2023 has been the year of artificial intelligence (AI) thanks to the launch of OpenAI’s ChatGPT, acquisition by Microsoft, integration with Bing and mad scrabble by Google, Baidu and more to keep up. This will continue in 2024 and, if anything, become even more of a war between big tech firms and their delivery of augmented customer experiences.
Originally, the view was that AI would purely augment mechanical and administrative operations. Those that involve number-crunching. What has been surprising is how it is not just number-crunching as AI extends into art, music, poetry and story-telling. The next years will see a huge swathe of humanity wondering why we exist for these reasons, as if machines can do all of the things humans do, what are we here for?

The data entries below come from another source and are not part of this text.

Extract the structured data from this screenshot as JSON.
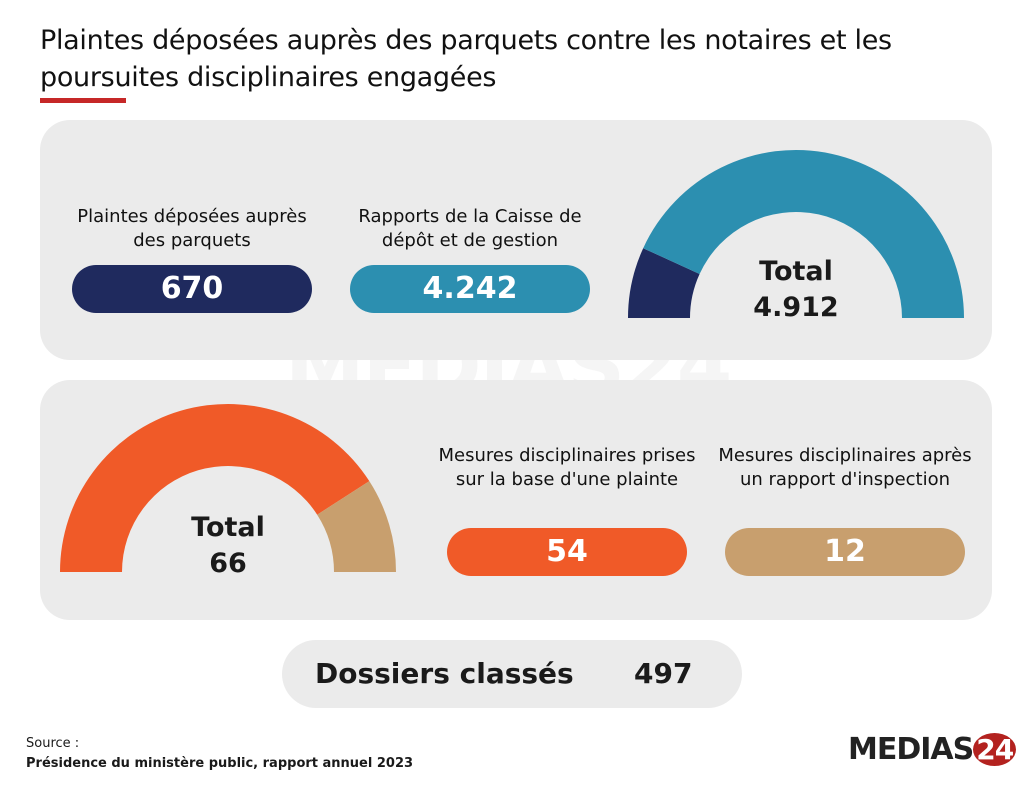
{
  "title": "Plaintes déposées auprès des parquets contre les notaires et les poursuites disciplinaires engagées",
  "chart_data": [
    {
      "type": "pie",
      "variant": "half-donut",
      "total_label": "Total",
      "total_value": "4.912",
      "categories": [
        "Plaintes déposées auprès des parquets",
        "Rapports de la Caisse de dépôt et de gestion"
      ],
      "values": [
        670,
        4242
      ],
      "value_labels": [
        "670",
        "4.242"
      ],
      "colors": [
        "#1f2a5e",
        "#2c8fb0"
      ]
    },
    {
      "type": "pie",
      "variant": "half-donut",
      "total_label": "Total",
      "total_value": "66",
      "categories": [
        "Mesures disciplinaires prises sur la base d'une plainte",
        "Mesures disciplinaires après un rapport d'inspection"
      ],
      "values": [
        54,
        12
      ],
      "value_labels": [
        "54",
        "12"
      ],
      "colors": [
        "#f05a28",
        "#c89f6e"
      ]
    }
  ],
  "dossiers": {
    "label": "Dossiers classés",
    "value": "497"
  },
  "source": {
    "label": "Source :",
    "text": "Présidence du ministère public, rapport annuel 2023"
  },
  "logo": {
    "text": "MEDIAS",
    "number": "24"
  },
  "watermark": "MEDIAS24"
}
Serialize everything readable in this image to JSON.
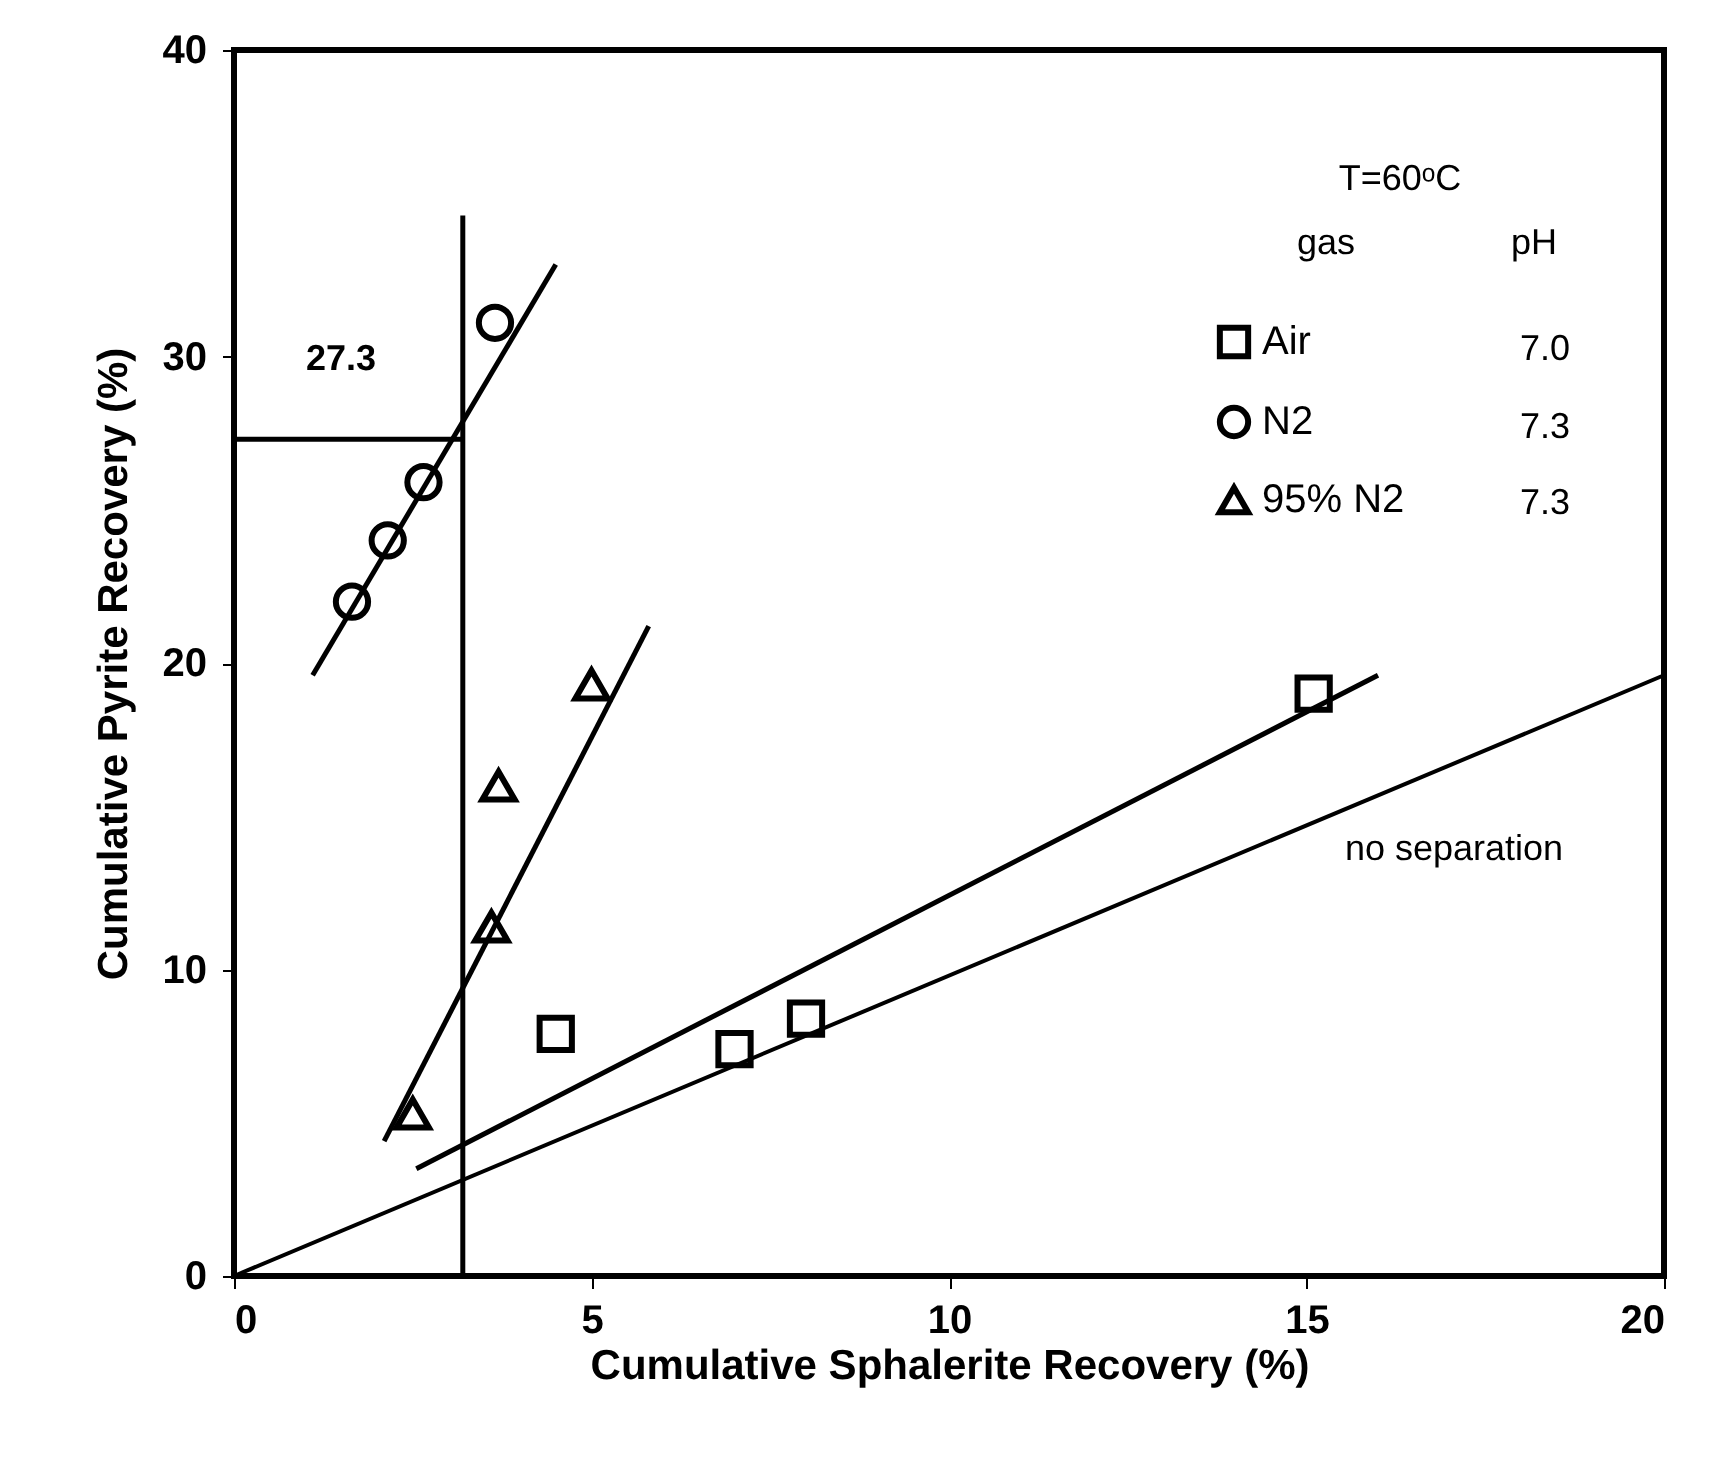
{
  "chart_data": {
    "type": "scatter",
    "xlabel": "Cumulative Sphalerite Recovery (%)",
    "ylabel": "Cumulative Pyrite Recovery (%)",
    "xlim": [
      0,
      20
    ],
    "xticks": [
      0,
      5,
      10,
      15,
      20
    ],
    "ylim": [
      0,
      40
    ],
    "yticks": [
      0,
      10,
      20,
      30,
      40
    ],
    "grid": false,
    "legend": "top right",
    "annotations": [
      "T=60ᵒC",
      "gas",
      "pH",
      "7.0",
      "7.3",
      "7.3",
      "27.3"
    ],
    "series": [
      {
        "name": "Air",
        "marker": "square",
        "color": "#000000",
        "x": [
          4.5,
          7.0,
          8.0,
          15.1
        ],
        "values": [
          7.9,
          7.4,
          8.4,
          19.0
        ]
      },
      {
        "name": "N2",
        "marker": "circle",
        "color": "#000000",
        "x": [
          1.65,
          2.15,
          2.65,
          3.65
        ],
        "values": [
          22.0,
          24.0,
          25.9,
          31.1
        ]
      },
      {
        "name": "95% N2",
        "marker": "triangle",
        "color": "#000000",
        "x": [
          2.5,
          3.6,
          3.7,
          5.0
        ],
        "values": [
          5.3,
          11.4,
          16.0,
          19.3
        ]
      },
      {
        "type": "line",
        "color": "#000000",
        "x": [
          2.55,
          16.0
        ],
        "values": [
          3.5,
          19.6
        ]
      },
      {
        "type": "line",
        "color": "#000000",
        "x": [
          1.1,
          4.5
        ],
        "values": [
          19.6,
          33.0
        ]
      },
      {
        "type": "line",
        "color": "#000000",
        "x": [
          2.1,
          5.8
        ],
        "values": [
          4.4,
          21.2
        ]
      },
      {
        "name": "no separation",
        "type": "line",
        "color": "#000000",
        "x": [
          0,
          20
        ],
        "values": [
          0,
          19.6
        ]
      },
      {
        "type": "line",
        "color": "#000000",
        "x": [
          0,
          3.2
        ],
        "values": [
          27.3,
          27.3
        ]
      },
      {
        "type": "line",
        "color": "#000000",
        "x": [
          3.2,
          3.2
        ],
        "values": [
          0,
          34.6
        ]
      }
    ]
  }
}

It will be the reason why governments will begin to rapidly crackdown on AI’s capabilities. In fact, the most important battle will not be between human and machine, but machine and machine. The government machine versus the criminal’s machine. There are huge opportunities for machines to learn how to hack, crack and break systems, which means that the defenders of data will need to have machines better than those developed by the dark web forces.
The other big trend, which relates to AI, is the integration of emotional intelligence (AI) with customer experience. AI is artificial; EI is human. We can see these emerging trends already, such as the new markets of ‘grief tech’ where your dead friends and relatives can be kept in life as a hologram with their voice.
Does this sound scary or great? The answer is that, like any new technology, it is both. Every major new technology is a double-edged sword with a dark and a light side. The dark side is how progress of technological innovation scares us; the light side is how it removes mundanity and frees us to be whoever we want to be.
This is why many of us have more concern about the educational system than the innovative new technologies coming downstream. The schooling system in most countries is highly geared towards getting children schooled in the basics of knowing math, language, science, engineering and such like. This is performed in an almost industrial manner but we should be asking: why are we teaching children the things that machines can learn? Why aren’t we teaching them the things that machines cannot learn?
When you put it into this context, the answer is that a machine is not a human. It’s just tin and metal, and it’s only as good as the input it is given from us. It has no heartbeat, and the EI of the machine cannot replace the EI of the human. This means that we should not be afraid of the rapid technological progress of AI, but embrace it and see where we can augment the machine as well as vice versa.
Want a good example? My best one is a hostile takeover of a company. There are huge emotions involved in such a move, and the handling of such is critical to a successful or failed merger. You only to read the classic book Barbarians at the Gate by journalists Bryan Burrough and John Helyar to get an idea of what I mean here.
Machines will never replace humans therefore; they will augment them and, in 2024, it will be interesting to see how quickly the seeds of the AI revolution started in 2023 will continue going forward.